Вот таким плетением связей, судеб и событий движется повествование этой необычной книги. Так происходят встречи и разлуки Марии Белкиной с главными героями – Мариной Цветаевой, Георгием Эфроном (Муром) и Ариадной Эфрон.

Темная сталинская эпоха была особенно богата на совпадения и скрещения, которые, как волны, то прибивали, то отбрасывали людей друг от друга. Мария Белкина рано научилась чувствовать и понимать внутренний язык событий, тайный смысл пересечений, свершающихся в ее судьбе.

«Скрещение судеб» – это не мемуары и не роман из жизни Цветаевой, не исследование и не документальное повествование – это яркий и очень личный рассказ Белкиной о своем времени, о попытке Марины Ивановны, ее семьи и детей выжить в невозможных обстоятельствах. Его отличает не только исповедальной тон, но, что важно в этой книге, – на читателя не давит авторитет мемуариста, который порой склонен кого-то награждать восторженными отзывами, а кому-то давать резкие оценки.

Такой рассказ получился в результате ее сложного пути к «Скрещению судеб». Мария Белкина долго не решалась писать о Цветаевой. Сначала надеялась, что это сделает ее муж – Анатолий Тарасенков, но он умер в 1956 году. Была уверена, что книгу напишет Ариадна Эфрон, но ее воспоминания о матери заканчивались отъездом в эмиграцию, то есть 1922 годом. Мария Белкина еще долго оглядывалась, ожидая достойнейшего.

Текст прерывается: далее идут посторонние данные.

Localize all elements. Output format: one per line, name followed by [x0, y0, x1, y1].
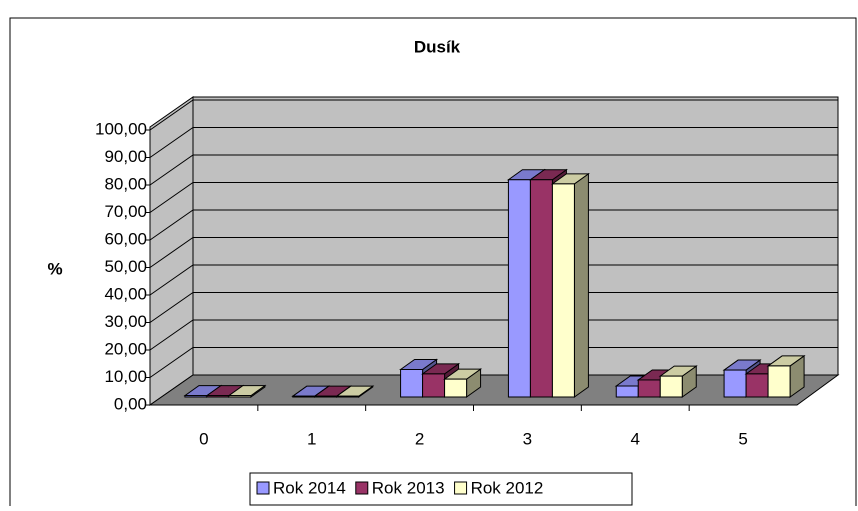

В середине семидесятых книга стала складываться не только из ее собственных воспоминаний, но из записей «уходящей натуры», сохранившихся писем и архивов. День за днем Мария Иосифовна обходила свидетелей последних двух лет жизни Цветаевой в Москве и тех, кто знал ее еще в двадцатые годы. В самом начале работы ей очень хотелось уйти, исчезнуть из повествования, чтобы ее, как автора, вовсе не было видно, – слишком несоизмеримым казался ей собственный и цветаевский масштаб. Но в какой-то момент она ясно почувствовала, что тогда этот текст лишится чего-то очень существенного, поняла, что сможет дать читателю полную картину происходящего только через собственное свидетельство, сквозь свою личную историю.